「七つの大罪」Vol.3 嫉妬編 プログラムノート其の2

L.v. ベートーヴェン: ピアノソナタ第23番 ヘ短調 Op.57「熱情」

 

ヨハン・ヴァン・ベートーヴェンすなわち楽聖ルートヴィヒの父はアルコール依存性であった。ヨハンはアルコールがもたらす魑魅魍魎(ちみもうりょう)の世界に迷い込んで、ついには宮廷の職を失うまでに到った。

 

アルコール依存性の中で最もよく知られた症状は家庭内暴力である。父ベートーヴェンは妻や息子たちをことある毎に殴った。理由はなんでもよかった。妻の作る夕食のジャガイモが固茹ですぎる、若しくは柔らかすぎる、外で犬が吠えた、息子ルートヴィヒのピアノの練習量が少ない…。

 

彼の暴力に、家族は恐懼(きょうく)した。何がきっかけでスウィッチが入るか分からないので、予備の仕様もなかった。

 

アルコールで頭が侵されているわりに抜け目のない父は、早期の段階からルートヴィヒの天才性を見抜き、アルコール同様、彼の才能に猛烈に依存し始めた。妻が亡くなってからは、息子たちに対する暴力は手をつけられないほど激しさを増した。

 

ルートヴィヒは父を憎んだ。その憎しみは憎悪よりさらに強い感情で、既存の形容詞では表しきれないほど憎しみだった。
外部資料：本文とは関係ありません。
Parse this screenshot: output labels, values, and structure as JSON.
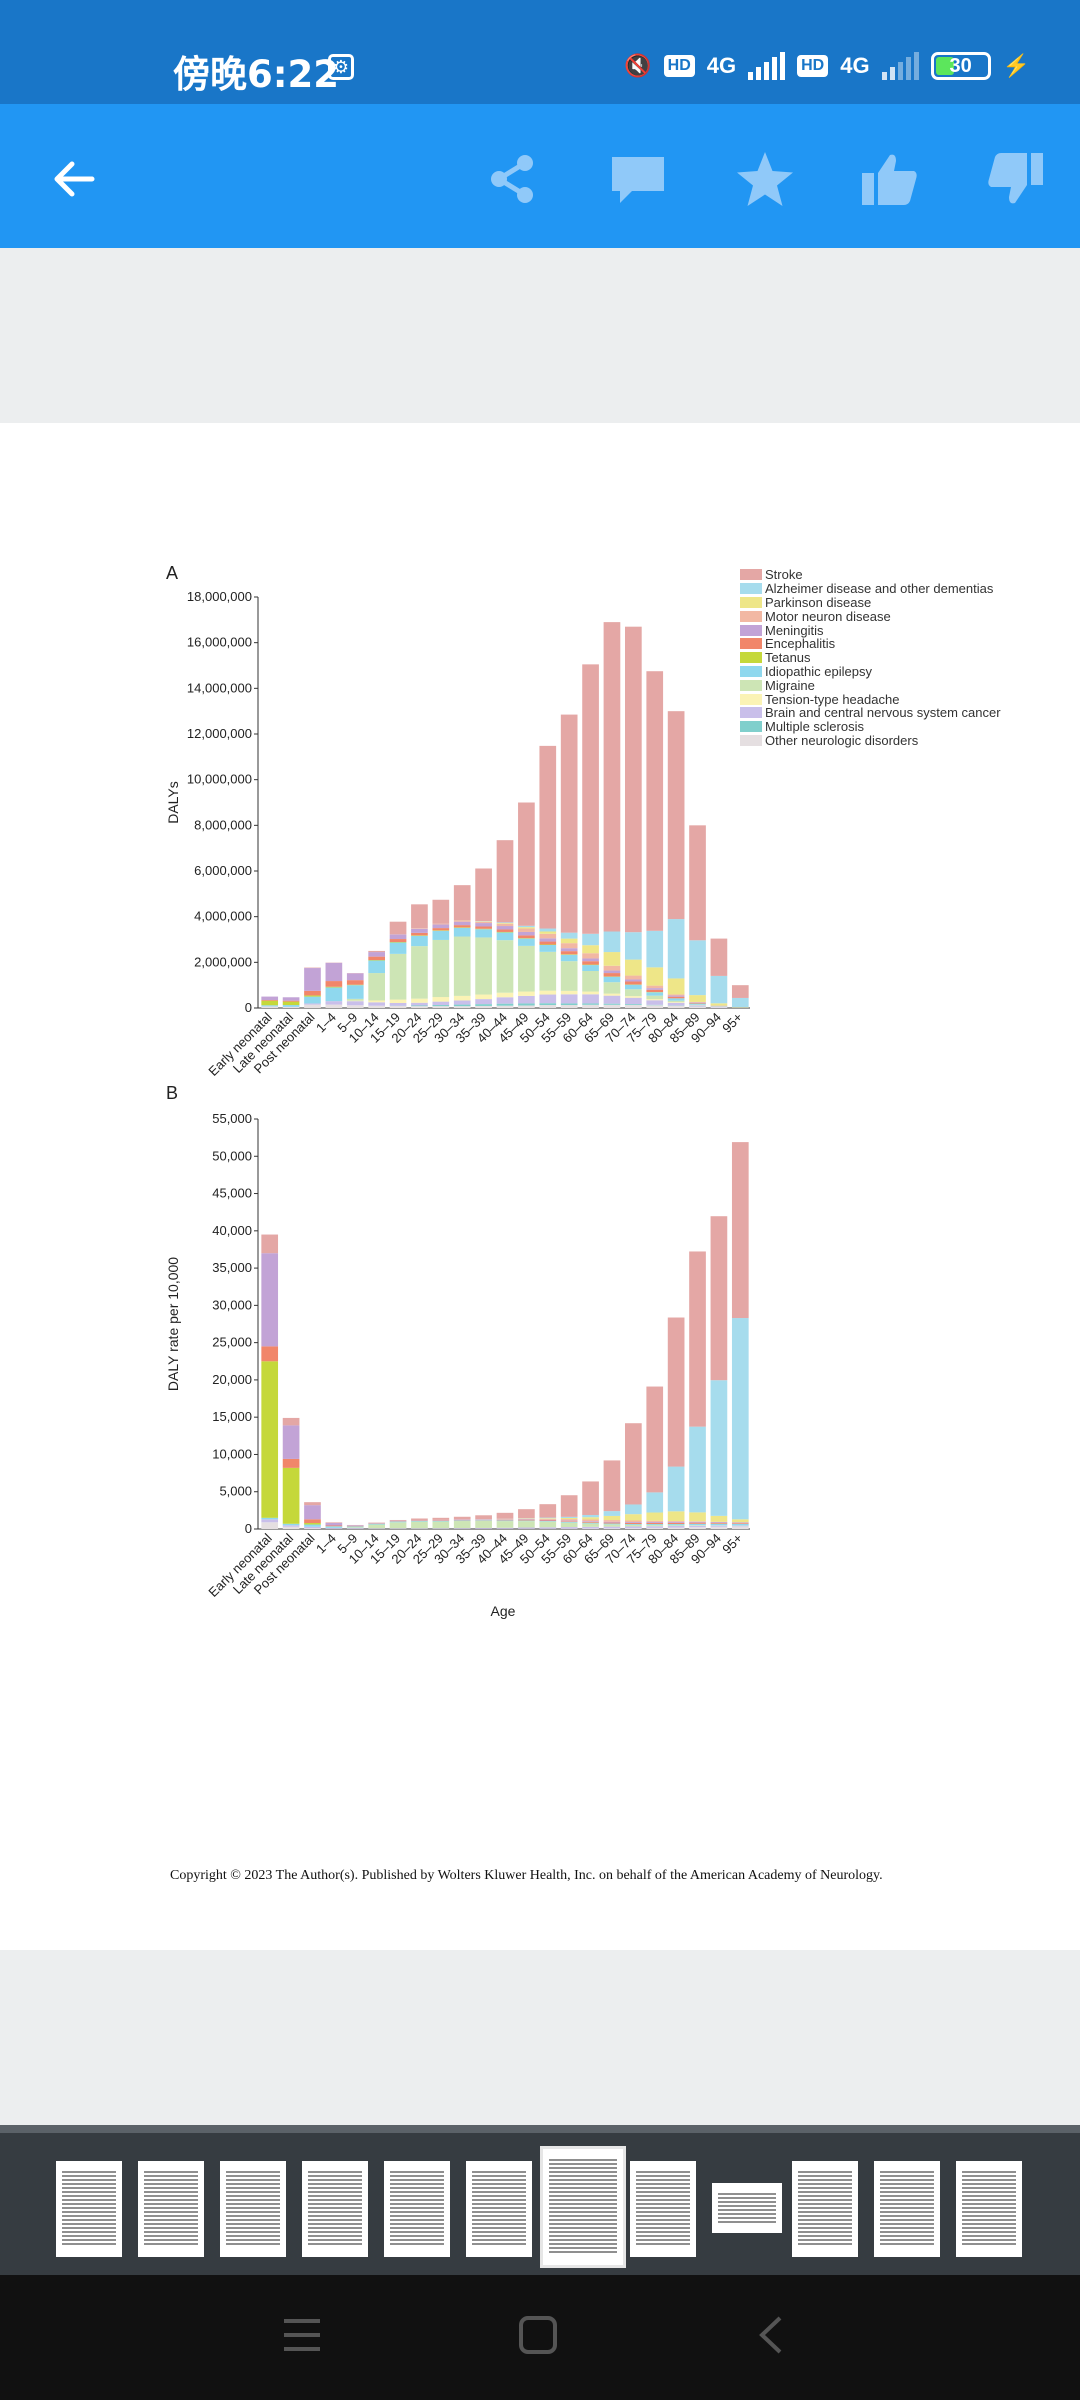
{
  "status_bar": {
    "time": "傍晚6:22",
    "net1": "4G",
    "net2": "4G",
    "hd": "HD",
    "battery": "30"
  },
  "toolbar": {
    "back_icon": "arrow-left-icon",
    "icons": [
      "share-icon",
      "comment-icon",
      "star-icon",
      "thumbs-up-icon",
      "thumbs-down-icon"
    ]
  },
  "figure": {
    "label_a": "A",
    "label_b": "B"
  },
  "legend": [
    {
      "name": "Stroke",
      "color": "#e4a7a5"
    },
    {
      "name": "Alzheimer disease and other dementias",
      "color": "#a6dced"
    },
    {
      "name": "Parkinson disease",
      "color": "#eee688"
    },
    {
      "name": "Motor neuron disease",
      "color": "#f2b8a3"
    },
    {
      "name": "Meningitis",
      "color": "#c2a3d6"
    },
    {
      "name": "Encephalitis",
      "color": "#f1866a"
    },
    {
      "name": "Tetanus",
      "color": "#c5d83a"
    },
    {
      "name": "Idiopathic epilepsy",
      "color": "#8fd8ee"
    },
    {
      "name": "Migraine",
      "color": "#cde5b5"
    },
    {
      "name": "Tension-type headache",
      "color": "#fbf3b5"
    },
    {
      "name": "Brain and central nervous system cancer",
      "color": "#c9bfea"
    },
    {
      "name": "Multiple sclerosis",
      "color": "#80cfcc"
    },
    {
      "name": "Other neurologic disorders",
      "color": "#e5dfe1"
    }
  ],
  "chart_data": [
    {
      "type": "bar",
      "stacked": true,
      "title": "",
      "ylabel": "DALYs",
      "xlabel": "",
      "ylim": [
        0,
        18000000
      ],
      "yticks": [
        "0",
        "2,000,000",
        "4,000,000",
        "6,000,000",
        "8,000,000",
        "10,000,000",
        "12,000,000",
        "14,000,000",
        "16,000,000",
        "18,000,000"
      ],
      "categories": [
        "Early neonatal",
        "Late neonatal",
        "Post neonatal",
        "1–4",
        "5–9",
        "10–14",
        "15–19",
        "20–24",
        "25–29",
        "30–34",
        "35–39",
        "40–44",
        "45–49",
        "50–54",
        "55–59",
        "60–64",
        "65–69",
        "70–74",
        "75–79",
        "80–84",
        "85–89",
        "90–94",
        "95+"
      ],
      "series": [
        {
          "name": "Other neurologic disorders",
          "values": [
            60000,
            40000,
            150000,
            150000,
            120000,
            100000,
            90000,
            80000,
            80000,
            80000,
            90000,
            100000,
            110000,
            130000,
            130000,
            140000,
            140000,
            130000,
            120000,
            100000,
            60000,
            30000,
            10000
          ]
        },
        {
          "name": "Multiple sclerosis",
          "values": [
            0,
            0,
            0,
            0,
            0,
            0,
            10000,
            30000,
            50000,
            70000,
            80000,
            90000,
            90000,
            80000,
            70000,
            60000,
            50000,
            40000,
            20000,
            10000,
            5000,
            0,
            0
          ]
        },
        {
          "name": "Brain and central nervous system cancer",
          "values": [
            10000,
            10000,
            50000,
            150000,
            180000,
            150000,
            120000,
            120000,
            150000,
            180000,
            220000,
            280000,
            330000,
            380000,
            400000,
            400000,
            350000,
            280000,
            200000,
            120000,
            50000,
            20000,
            5000
          ]
        },
        {
          "name": "Tension-type headache",
          "values": [
            0,
            0,
            0,
            0,
            20000,
            80000,
            150000,
            180000,
            200000,
            200000,
            200000,
            200000,
            190000,
            170000,
            150000,
            120000,
            90000,
            70000,
            50000,
            30000,
            10000,
            5000,
            0
          ]
        },
        {
          "name": "Migraine",
          "values": [
            0,
            0,
            0,
            0,
            80000,
            1200000,
            2000000,
            2300000,
            2500000,
            2600000,
            2500000,
            2300000,
            2000000,
            1700000,
            1300000,
            900000,
            500000,
            300000,
            150000,
            60000,
            20000,
            5000,
            0
          ]
        },
        {
          "name": "Idiopathic epilepsy",
          "values": [
            50000,
            80000,
            300000,
            600000,
            600000,
            550000,
            500000,
            450000,
            400000,
            380000,
            360000,
            340000,
            320000,
            300000,
            280000,
            260000,
            240000,
            200000,
            150000,
            100000,
            50000,
            20000,
            5000
          ]
        },
        {
          "name": "Tetanus",
          "values": [
            200000,
            150000,
            50000,
            30000,
            20000,
            20000,
            20000,
            20000,
            20000,
            20000,
            20000,
            20000,
            20000,
            20000,
            20000,
            20000,
            10000,
            10000,
            10000,
            5000,
            0,
            0,
            0
          ]
        },
        {
          "name": "Encephalitis",
          "values": [
            30000,
            40000,
            200000,
            250000,
            200000,
            150000,
            130000,
            110000,
            100000,
            100000,
            100000,
            110000,
            120000,
            130000,
            140000,
            150000,
            150000,
            130000,
            100000,
            70000,
            30000,
            10000,
            0
          ]
        },
        {
          "name": "Meningitis",
          "values": [
            150000,
            150000,
            1000000,
            800000,
            300000,
            200000,
            200000,
            180000,
            160000,
            150000,
            150000,
            150000,
            150000,
            140000,
            130000,
            120000,
            110000,
            90000,
            70000,
            50000,
            20000,
            10000,
            0
          ]
        },
        {
          "name": "Motor neuron disease",
          "values": [
            0,
            0,
            0,
            0,
            0,
            0,
            10000,
            20000,
            30000,
            40000,
            60000,
            100000,
            150000,
            200000,
            220000,
            230000,
            210000,
            170000,
            110000,
            50000,
            20000,
            5000,
            0
          ]
        },
        {
          "name": "Parkinson disease",
          "values": [
            0,
            0,
            0,
            0,
            0,
            0,
            0,
            0,
            0,
            10000,
            20000,
            30000,
            60000,
            100000,
            200000,
            350000,
            600000,
            700000,
            800000,
            700000,
            300000,
            100000,
            20000
          ]
        },
        {
          "name": "Alzheimer disease and other dementias",
          "values": [
            0,
            0,
            0,
            0,
            0,
            0,
            0,
            0,
            0,
            0,
            10000,
            30000,
            60000,
            130000,
            260000,
            500000,
            900000,
            1200000,
            1600000,
            2600000,
            2400000,
            1200000,
            400000
          ]
        },
        {
          "name": "Stroke",
          "values": [
            0,
            0,
            20000,
            10000,
            10000,
            50000,
            550000,
            1050000,
            1050000,
            1550000,
            2300000,
            3600000,
            5400000,
            8000000,
            9550000,
            11800000,
            13550000,
            13380000,
            11370000,
            9105000,
            5035000,
            1635000,
            560000
          ]
        }
      ]
    },
    {
      "type": "bar",
      "stacked": true,
      "title": "",
      "ylabel": "DALY rate per 10,000",
      "xlabel": "Age",
      "ylim": [
        0,
        55000
      ],
      "yticks": [
        "0",
        "5,000",
        "10,000",
        "15,000",
        "20,000",
        "25,000",
        "30,000",
        "35,000",
        "40,000",
        "45,000",
        "50,000",
        "55,000"
      ],
      "categories": [
        "Early neonatal",
        "Late neonatal",
        "Post neonatal",
        "1–4",
        "5–9",
        "10–14",
        "15–19",
        "20–24",
        "25–29",
        "30–34",
        "35–39",
        "40–44",
        "45–49",
        "50–54",
        "55–59",
        "60–64",
        "65–69",
        "70–74",
        "75–79",
        "80–84",
        "85–89",
        "90–94",
        "95+"
      ],
      "series": [
        {
          "name": "Other neurologic disorders",
          "values": [
            900,
            300,
            100,
            50,
            50,
            40,
            40,
            40,
            40,
            40,
            40,
            40,
            50,
            50,
            60,
            70,
            90,
            110,
            150,
            200,
            250,
            300,
            350
          ]
        },
        {
          "name": "Brain and central nervous system cancer",
          "values": [
            400,
            200,
            200,
            100,
            80,
            60,
            60,
            60,
            70,
            80,
            100,
            120,
            150,
            180,
            200,
            220,
            230,
            230,
            220,
            200,
            180,
            150,
            100
          ]
        },
        {
          "name": "Migraine",
          "values": [
            0,
            0,
            0,
            0,
            100,
            500,
            800,
            900,
            900,
            950,
            950,
            900,
            850,
            750,
            600,
            450,
            300,
            200,
            150,
            100,
            80,
            50,
            30
          ]
        },
        {
          "name": "Idiopathic epilepsy",
          "values": [
            200,
            200,
            300,
            200,
            120,
            100,
            100,
            90,
            80,
            80,
            80,
            80,
            80,
            80,
            90,
            100,
            110,
            120,
            140,
            160,
            180,
            200,
            200
          ]
        },
        {
          "name": "Tetanus",
          "values": [
            21000,
            7500,
            200,
            20,
            10,
            10,
            10,
            10,
            10,
            10,
            10,
            10,
            10,
            10,
            10,
            10,
            10,
            10,
            10,
            10,
            10,
            10,
            10
          ]
        },
        {
          "name": "Encephalitis",
          "values": [
            2000,
            1200,
            500,
            100,
            50,
            40,
            40,
            40,
            40,
            40,
            40,
            50,
            60,
            70,
            80,
            100,
            120,
            140,
            150,
            160,
            150,
            120,
            100
          ]
        },
        {
          "name": "Meningitis",
          "values": [
            12500,
            4500,
            1900,
            350,
            80,
            60,
            60,
            60,
            60,
            60,
            60,
            60,
            70,
            80,
            90,
            100,
            110,
            120,
            130,
            140,
            130,
            110,
            100
          ]
        },
        {
          "name": "Motor neuron disease",
          "values": [
            0,
            0,
            0,
            0,
            0,
            0,
            0,
            10,
            20,
            30,
            40,
            70,
            110,
            150,
            200,
            230,
            230,
            210,
            160,
            100,
            50,
            20,
            10
          ]
        },
        {
          "name": "Parkinson disease",
          "values": [
            0,
            0,
            0,
            0,
            0,
            0,
            0,
            0,
            0,
            0,
            10,
            20,
            40,
            80,
            150,
            300,
            550,
            850,
            1100,
            1300,
            1200,
            800,
            400
          ]
        },
        {
          "name": "Alzheimer disease and other dementias",
          "values": [
            0,
            0,
            0,
            0,
            0,
            0,
            0,
            0,
            0,
            0,
            10,
            20,
            40,
            80,
            150,
            300,
            650,
            1300,
            2700,
            6000,
            11500,
            18200,
            27000
          ]
        },
        {
          "name": "Stroke",
          "values": [
            2500,
            1000,
            400,
            80,
            50,
            50,
            100,
            200,
            280,
            350,
            500,
            800,
            1200,
            1800,
            2900,
            4500,
            6800,
            10900,
            14200,
            20000,
            23500,
            22000,
            23600
          ]
        }
      ]
    }
  ],
  "copyright": "Copyright © 2023 The Author(s). Published by Wolters Kluwer Health, Inc. on behalf of the American Academy of Neurology.",
  "thumbnails": {
    "count": 12,
    "selected": 7
  },
  "nav": {
    "icons": [
      "menu-icon",
      "home-icon",
      "back-icon"
    ]
  }
}
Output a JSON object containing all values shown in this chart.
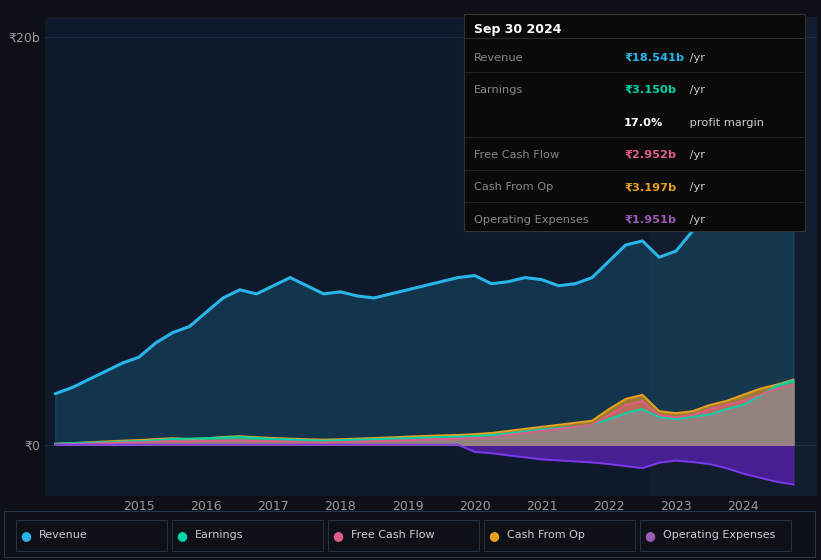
{
  "background_color": "#0d1117",
  "plot_bg_color": "#0e1a2b",
  "grid_color": "#253a50",
  "years": [
    2013.75,
    2014.0,
    2014.25,
    2014.5,
    2014.75,
    2015.0,
    2015.25,
    2015.5,
    2015.75,
    2016.0,
    2016.25,
    2016.5,
    2016.75,
    2017.0,
    2017.25,
    2017.5,
    2017.75,
    2018.0,
    2018.25,
    2018.5,
    2018.75,
    2019.0,
    2019.25,
    2019.5,
    2019.75,
    2020.0,
    2020.25,
    2020.5,
    2020.75,
    2021.0,
    2021.25,
    2021.5,
    2021.75,
    2022.0,
    2022.25,
    2022.5,
    2022.75,
    2023.0,
    2023.25,
    2023.5,
    2023.75,
    2024.0,
    2024.25,
    2024.5,
    2024.75
  ],
  "revenue": [
    2.5,
    2.8,
    3.2,
    3.6,
    4.0,
    4.3,
    5.0,
    5.5,
    5.8,
    6.5,
    7.2,
    7.6,
    7.4,
    7.8,
    8.2,
    7.8,
    7.4,
    7.5,
    7.3,
    7.2,
    7.4,
    7.6,
    7.8,
    8.0,
    8.2,
    8.3,
    7.9,
    8.0,
    8.2,
    8.1,
    7.8,
    7.9,
    8.2,
    9.0,
    9.8,
    10.0,
    9.2,
    9.5,
    10.5,
    11.5,
    12.5,
    13.5,
    16.0,
    18.0,
    18.541
  ],
  "earnings": [
    0.05,
    0.08,
    0.1,
    0.12,
    0.15,
    0.18,
    0.22,
    0.28,
    0.3,
    0.32,
    0.35,
    0.38,
    0.33,
    0.28,
    0.26,
    0.22,
    0.2,
    0.22,
    0.25,
    0.27,
    0.3,
    0.32,
    0.35,
    0.38,
    0.4,
    0.42,
    0.48,
    0.55,
    0.65,
    0.75,
    0.82,
    0.88,
    0.98,
    1.25,
    1.55,
    1.75,
    1.35,
    1.25,
    1.38,
    1.48,
    1.75,
    1.95,
    2.4,
    2.9,
    3.15
  ],
  "free_cash_flow": [
    0.01,
    0.03,
    0.05,
    0.08,
    0.1,
    0.12,
    0.15,
    0.18,
    0.16,
    0.18,
    0.2,
    0.22,
    0.18,
    0.17,
    0.15,
    0.13,
    0.11,
    0.13,
    0.15,
    0.17,
    0.2,
    0.22,
    0.25,
    0.28,
    0.3,
    0.32,
    0.35,
    0.48,
    0.58,
    0.68,
    0.78,
    0.88,
    0.98,
    1.45,
    1.95,
    2.15,
    1.45,
    1.35,
    1.45,
    1.75,
    1.95,
    2.15,
    2.45,
    2.75,
    2.952
  ],
  "cash_from_op": [
    0.05,
    0.08,
    0.12,
    0.16,
    0.2,
    0.23,
    0.28,
    0.32,
    0.28,
    0.32,
    0.38,
    0.42,
    0.37,
    0.33,
    0.3,
    0.27,
    0.25,
    0.27,
    0.3,
    0.33,
    0.36,
    0.4,
    0.43,
    0.46,
    0.48,
    0.52,
    0.58,
    0.68,
    0.78,
    0.88,
    0.98,
    1.08,
    1.18,
    1.75,
    2.25,
    2.45,
    1.65,
    1.55,
    1.65,
    1.95,
    2.15,
    2.45,
    2.75,
    2.95,
    3.197
  ],
  "op_expenses": [
    0.0,
    0.0,
    0.0,
    0.0,
    0.0,
    0.0,
    0.0,
    0.0,
    0.0,
    0.0,
    0.0,
    0.0,
    0.0,
    0.0,
    0.0,
    0.0,
    0.0,
    0.0,
    0.0,
    0.0,
    0.0,
    0.0,
    0.0,
    0.0,
    0.0,
    0.35,
    0.42,
    0.52,
    0.62,
    0.72,
    0.77,
    0.82,
    0.87,
    0.95,
    1.05,
    1.15,
    0.88,
    0.78,
    0.85,
    0.95,
    1.15,
    1.42,
    1.62,
    1.82,
    1.951
  ],
  "revenue_line_color": "#29b5e8",
  "revenue_fill_color": "#1a4a6b",
  "earnings_color": "#00d4aa",
  "free_cash_flow_color": "#e05c8a",
  "cash_from_op_color": "#e8a020",
  "op_expenses_color": "#7c3aed",
  "op_expenses_fill_color": "#5b21b6",
  "ylabel_top": "₹20b",
  "ylabel_zero": "₹0",
  "xtick_labels": [
    "2015",
    "2016",
    "2017",
    "2018",
    "2019",
    "2020",
    "2021",
    "2022",
    "2023",
    "2024"
  ],
  "xtick_positions": [
    2015,
    2016,
    2017,
    2018,
    2019,
    2020,
    2021,
    2022,
    2023,
    2024
  ],
  "ylim": [
    -2.5,
    21.0
  ],
  "xlim_start": 2013.6,
  "xlim_end": 2025.1,
  "shade_start": 2022.62,
  "tooltip": {
    "date": "Sep 30 2024",
    "date_color": "#ffffff",
    "rows": [
      {
        "label": "Revenue",
        "value": "₹18.541b",
        "suffix": " /yr",
        "value_color": "#29b5e8",
        "separator": true
      },
      {
        "label": "Earnings",
        "value": "₹3.150b",
        "suffix": " /yr",
        "value_color": "#00d4aa",
        "separator": false
      },
      {
        "label": "",
        "value": "17.0%",
        "suffix": " profit margin",
        "value_color": "#ffffff",
        "separator": true
      },
      {
        "label": "Free Cash Flow",
        "value": "₹2.952b",
        "suffix": " /yr",
        "value_color": "#e05c8a",
        "separator": true
      },
      {
        "label": "Cash From Op",
        "value": "₹3.197b",
        "suffix": " /yr",
        "value_color": "#e8a020",
        "separator": true
      },
      {
        "label": "Operating Expenses",
        "value": "₹1.951b",
        "suffix": " /yr",
        "value_color": "#9b59b6",
        "separator": false
      }
    ],
    "bg_color": "#0a0a0a",
    "border_color": "#333333",
    "label_color": "#888888",
    "text_color": "#cccccc"
  },
  "legend_items": [
    {
      "label": "Revenue",
      "color": "#29b5e8"
    },
    {
      "label": "Earnings",
      "color": "#00d4aa"
    },
    {
      "label": "Free Cash Flow",
      "color": "#e05c8a"
    },
    {
      "label": "Cash From Op",
      "color": "#e8a020"
    },
    {
      "label": "Operating Expenses",
      "color": "#9b59b6"
    }
  ]
}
少なくとも、ドイツ語の辞書には載っていない類いの強烈な感情。

 

否、あった。

 

それは、おそらく「殺意」である。

 

ルートヴィヒは、一刻も早い父の死をただひたすら願った。馬車に跳ねられてもいい、川に落ちて溺死してもいい、肝臓が腫れ上がってひどい黄疸に見舞われて、のた打ちながらの病死もいい。とにかく、目の前から消えてなくなって欲しかった。

 

私も、スウィッチが入って暴れ狂う近親者を一度ならず相手したことがあるが、ある時は持っていたアイスピックで刺してやろうかと衝動に駆られたことがある。怖ろしい話に聞こえるが、彼岸を渡った者の相手をするには、こちらもまた夜叉にならざるを得ないほど壮絶な感情のうねりを経験することになる。

 

不出来な2人の弟たちにも憎しみを感じた。毎朝、ルートヴィヒはかっきり60粒のコーヒー豆を数えて、コーヒーミルの中に放り込む。それをガリガリ挽きながら、彼は歯軋りした。コーヒーを挽く音と歯軋り、そして長らく続く耐え難いほどの耳鳴りが狭苦しい部屋で不協和音を奏で続けた。

 

耳の不調はやがて難聴へと悪化し、ついには音の無い絶望の世界へとルートヴィヒを突き落とした。それに加えて、慢性肝炎、黄疸、大腸炎、皮膚病、リウマチ熱が絶えず襲いかかった。

 

彼は無音の底にあって、次第に死を願うようになった。「音楽家」から音を引くと「楽家(楽しい家」が残るかと言えば、全くそんなことはなく、むしろ逆であった。幸い、父はもう死んでくれていたが、不出来な弟はのうのうと生きていて、ルートヴィヒを悩ませ続けた。

 

幸せな家庭への羨望。

 

ただただ平凡で健全な家族が欲しかっただけなのだ。そして、聴力。殆どの者たちが持っているこの2つを何故自分は与えられなかったのか。

 

自ら命を絶つ決意をしたルートヴィヒは1802年、遺書を認める。

 

ハイリゲンシュタットの遺書。

 

胆汁が上がってくるのを飲み込みながら、ルートヴィヒはペンを走らせつつ思わず慟哭した。自分の慟哭の声さえ聴こえないことに更に絶望した。

 

… これはベートーヴェンがまだ、交響曲第5番「運命」や、クロイツェルソナタ、熱情ソナタ、ピアノ協奏曲第5番「皇帝」を書く前の話である。一度死にかけた男は、その苦悩、恨み辛みを爆発的な芸術の力に昇華させ、おそらく彼を超える音楽家はこの先も存在するまいという唯一無二の楽聖となった。

 

1827年3月26日永眠。満56歳。